Profil Aguan Sugianto dan Sukanto Tanoto, Duet Konglomerat Ikut Investasi di IKN Nusantara
Reporter
Hendrik Khoirul Muhid
Editor
S. Dian Andryanto
Selasa, 22 Agustus 2023 08:20 WIB
TEMPO.CO, Jakarta - Sejumlah konglomerat Indonesia disebut bakal menjadi investor Ibu Kota Negara atau IKN Nusantara. Dua di antaranya adalah pendiri Agung Sedayu Group Sugianto Kusuma atau Aguan dan miliarder Sukanto Tanoto. Hal ini disampaikan Menteri Investasi/Kepala Badan Koordinasi Penanaman Modal (BKPM) Bahlil Lahaladian.
“Ada Agung Sedayu (Sugianto Kusuma), kemudian Sukanto Tanoto juga akan masuk,” kata Bahlil di sela-sela agenda ASEAN Economic Ministers (AEM) di Semarang, Sabtu, 18 Agustus 2023.
Aguan sebelumnya telah didapuk sebagai pemimpin konsorsium Penanaman Modal Dalam Negeri atau PMDN di IKN Nusantara. Pada Jumat, 11 Agustus 2023 lalu, bersama Bahlil dan Wakil Kepala Otorita IKN Dhony Rahajoe, pihaknya mengunjungi kawasan proyek. Aguan optimis pemerintah dapat menggelar upacara HUT RI pada 17 Agustus 2024 mendatang di IKN Nusantara.
“Izin usaha sudah mudah, sehingga peluang (mengadakan) upacara 17 Agustus 2024 sangatlah besar,” kata Aguan dalam keterangan tertulis, Senin, 14 Agustus 2023.
Sementara Sukanto, berdasarkan catatan Tempo pada 29 September 2019, konglomerat itu memiliki sekitar 48 ribu hektar lahan di daerah ibu kota baru. Lahan ini merupakan konsesi yang dipegang perusahaannya melalui PT ITCI Hutan Manunggal (IHM) di Kalimantan Timur. Lahan tersebut telah diambil alih untuk digunakan sebagai ibu kota negara Nusantara.
Berikut profil pendiri Agung Sedayu Group Sugianto Kusuma atau Aguan dan miliarder Sukanto Tanoto.
1. Sugianto Kusuma atau Aguan
Sugianto Kusuma atau yang lebih dikenal dengan nama Aguan lahir di Palembang, 9 Januari 1951. Aguan merupakan pendiri perusahaan Agung Sedayu Group. Ini adalah salah satu perusahaan pengembang properti terbesar di Indonesia. PT Agung Sedayu memiliki berbagai segmen bisnis. Antara lain pengembangan kota, gedung bertingkat tinggi, hotel dan resor, mal, serta proyek komersial lainnya.

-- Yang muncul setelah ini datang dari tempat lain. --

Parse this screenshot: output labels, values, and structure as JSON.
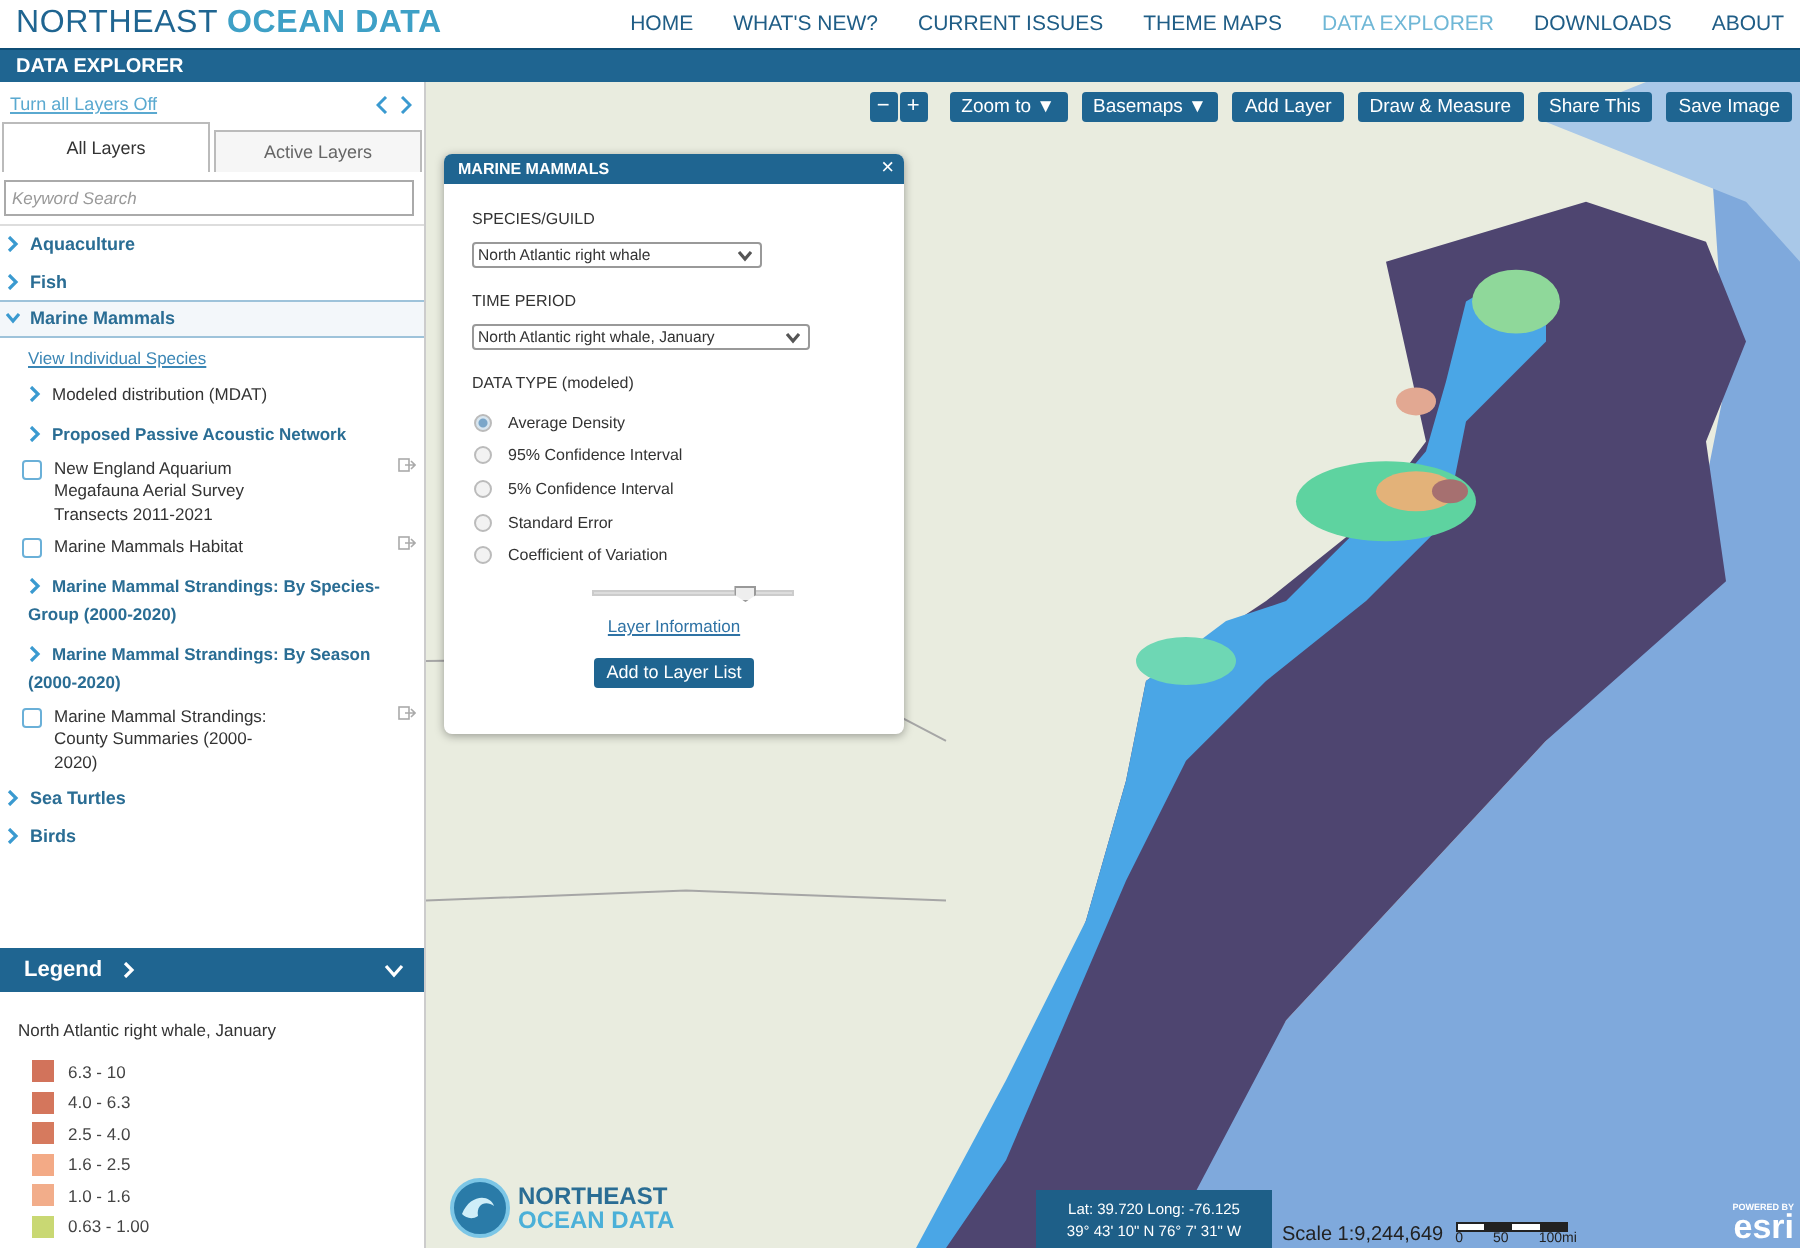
{
  "header": {
    "brand_light": "NORTHEAST",
    "brand_bold": "OCEAN DATA",
    "nav": [
      {
        "label": "HOME",
        "selected": false
      },
      {
        "label": "WHAT'S NEW?",
        "selected": false
      },
      {
        "label": "CURRENT ISSUES",
        "selected": false
      },
      {
        "label": "THEME MAPS",
        "selected": false
      },
      {
        "label": "DATA EXPLORER",
        "selected": true
      },
      {
        "label": "DOWNLOADS",
        "selected": false
      },
      {
        "label": "ABOUT",
        "selected": false
      }
    ]
  },
  "title_bar": {
    "title": "DATA EXPLORER"
  },
  "sidebar": {
    "turn_off_link": "Turn all Layers Off",
    "tabs": [
      {
        "label": "All Layers",
        "selected": true
      },
      {
        "label": "Active Layers",
        "selected": false
      }
    ],
    "search": {
      "placeholder": "Keyword Search"
    },
    "layers": [
      {
        "kind": "category",
        "label": "Aquaculture",
        "expanded": false
      },
      {
        "kind": "category",
        "label": "Fish",
        "expanded": false
      },
      {
        "kind": "category",
        "label": "Marine Mammals",
        "expanded": true,
        "children": [
          {
            "kind": "link",
            "label": "View Individual Species"
          },
          {
            "kind": "plain-group",
            "label": "Modeled distribution (MDAT)"
          },
          {
            "kind": "group",
            "label": "Proposed Passive Acoustic Network"
          },
          {
            "kind": "checkbox",
            "label": "New England Aquarium Megafauna Aerial Survey Transects 2011-2021",
            "checked": false
          },
          {
            "kind": "checkbox",
            "label": "Marine Mammals Habitat",
            "checked": false
          },
          {
            "kind": "group",
            "label": "Marine Mammal Strandings: By Species-Group (2000-2020)"
          },
          {
            "kind": "group",
            "label": "Marine Mammal Strandings: By Season (2000-2020)"
          },
          {
            "kind": "checkbox",
            "label": "Marine Mammal Strandings: County Summaries (2000-2020)",
            "checked": false
          }
        ]
      },
      {
        "kind": "category",
        "label": "Sea Turtles",
        "expanded": false
      },
      {
        "kind": "category",
        "label": "Birds",
        "expanded": false
      }
    ],
    "legend": {
      "title": "Legend",
      "layer_name": "North Atlantic right whale, January",
      "items": [
        {
          "label": "6.3 - 10",
          "color": "#d2735b"
        },
        {
          "label": "4.0 - 6.3",
          "color": "#d4765c"
        },
        {
          "label": "2.5 - 4.0",
          "color": "#d67a5e"
        },
        {
          "label": "1.6 - 2.5",
          "color": "#f3aa86"
        },
        {
          "label": "1.0 - 1.6",
          "color": "#f2ad8a"
        },
        {
          "label": "0.63 - 1.00",
          "color": "#c9d873"
        }
      ]
    }
  },
  "map": {
    "toolbar": [
      {
        "label": "−",
        "kind": "zoom"
      },
      {
        "label": "+",
        "kind": "zoom"
      },
      {
        "label": "Zoom to ▼",
        "kind": "tool"
      },
      {
        "label": "Basemaps ▼",
        "kind": "tool"
      },
      {
        "label": "Add Layer",
        "kind": "tool"
      },
      {
        "label": "Draw & Measure",
        "kind": "tool"
      },
      {
        "label": "Share This",
        "kind": "tool"
      },
      {
        "label": "Save Image",
        "kind": "tool"
      }
    ],
    "popup": {
      "title": "MARINE MAMMALS",
      "close": "×",
      "species_label": "SPECIES/GUILD",
      "species_value": "North Atlantic right whale",
      "period_label": "TIME PERIOD",
      "period_value": "North Atlantic right whale, January",
      "data_type_label": "DATA TYPE (modeled)",
      "options": [
        {
          "label": "Average Density",
          "selected": true
        },
        {
          "label": "95% Confidence Interval",
          "selected": false
        },
        {
          "label": "5% Confidence Interval",
          "selected": false
        },
        {
          "label": "Standard Error",
          "selected": false
        },
        {
          "label": "Coefficient of Variation",
          "selected": false
        }
      ],
      "opacity": {
        "level": 0.76
      },
      "info_link": "Layer Information",
      "add_button": "Add to Layer List"
    },
    "logo": {
      "line1": "NORTHEAST",
      "line2": "OCEAN DATA"
    },
    "coordinates": {
      "decimal": "Lat: 39.720 Long: -76.125",
      "dms": "39° 43' 10\" N 76° 7' 31\" W"
    },
    "scale": {
      "text": "Scale 1:9,244,649",
      "ticks": [
        "0",
        "50",
        "100mi"
      ]
    },
    "attribution": {
      "small": "POWERED BY",
      "large": "esri"
    }
  }
}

Melansir dari situs resmi perseroan, PT Agung Sedayu Group berbasis di Jakarta dan berdiri sejak 1971. Perusahaan ini bergerak khususnya di bidang solusi one-stop living dan bisnis yang menyatukan kemudahan dan kenyamanan untuk gaya hidup modern yang ideal. Setelah keberhasilan membangun Harco Mangga 2, Aguan terus memperluas bisnisnya.
Dia kemudian menggarap proyek-proyek perumahan, perkantoran, apartemen, serta kawasan niaga dan industri. Jaringan proyek Agung Sedayu Group yang terkenal antara lain Green Lake City, Grand Galaxy City, Puri Mansion, Kelapa Gading Square, Ancol Mansion, dan banyak lainnya. Pada 2018, menurut Globe Asia, total harta kekayaan Aguan sebesar US$ 970 juga atau sekitar Rp 14 triliun.

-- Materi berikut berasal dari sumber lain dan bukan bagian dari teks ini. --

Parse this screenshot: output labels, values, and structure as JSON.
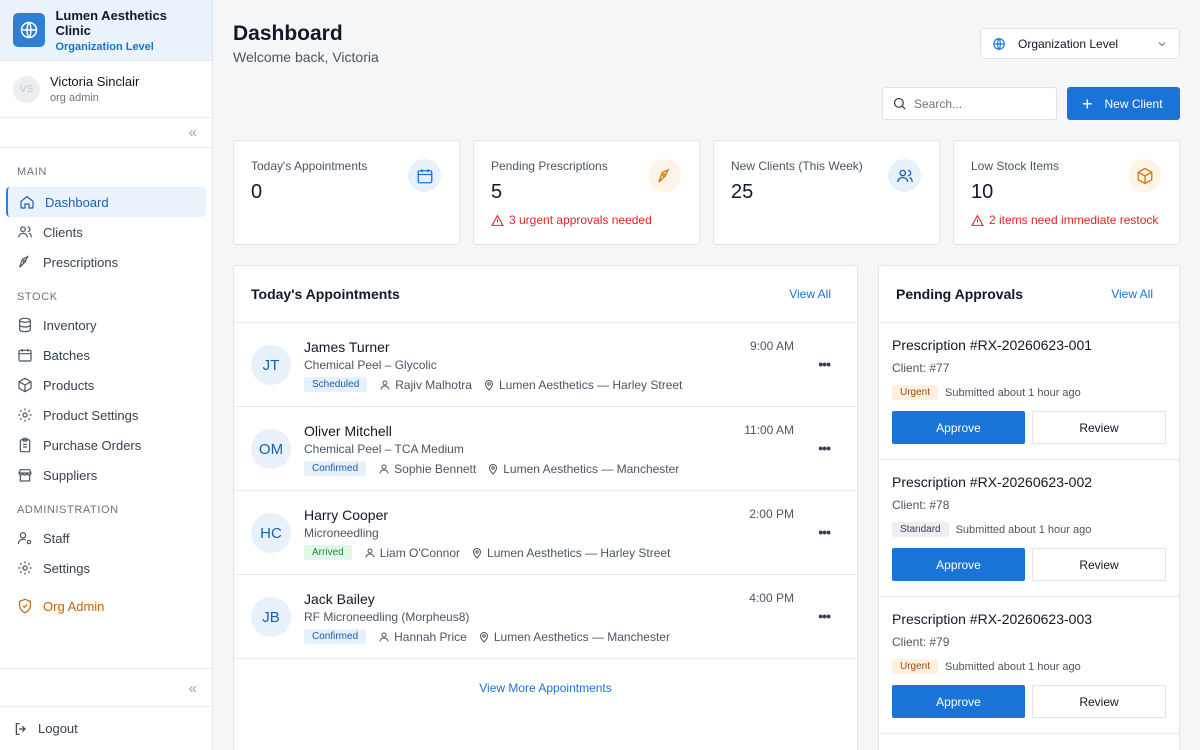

Aguan pernah diperika KPK pada 13 April 2016, selama kurang-lebih delapan jam di Komisi Pemberantasan Korupsi. Ia diperiksa terkait dengan kasus suap reklamasi yang menyeret anggota DPRD Jakarta, Mohamad Sanusi yang dicokok karena menerima uang dari Presiden Direktur PT Agung Podomoro Land, Ariesman Widjaja.
Tak berselang lama, Aguan ikut menghadiri pertemuan para pengusaha dengan Presiden Joko Widodo atau Jokowi di Istana Kepresidenan, Kamis, 22 September 2016. Pertemuan itu membicarakan tentang tax amnesty atau pengampunan pajak.
KPK melarang Aguan bepergian ke luar negeri sejak 1 April 2016. Sedangkan masa cegah-tangkalnya akan berakhir pada Sabtu, 1 Oktober 2016. Ia dicekal berkaitan dengan kasus dugaan suap Sanusi untuk mengubah kewajiban pengembang pulau reklamasi membayar 15 persen dari nilai jual obyek pajak total lahan. Pembayaran ini disebut kontribusi tambahan.
Namun, KPK kemudian tidak memperpanjang status cekal Aguan. Keputusan itu diambil dalam rapat yang digelar pimpinan komisi antirasuah pada Kamis, ini. “Tidak diperpanjang,” kata Wakil Ketua KPK saat itu, Basaria Panjaitan, kepada Tempo, Kamis, 29 September 2016.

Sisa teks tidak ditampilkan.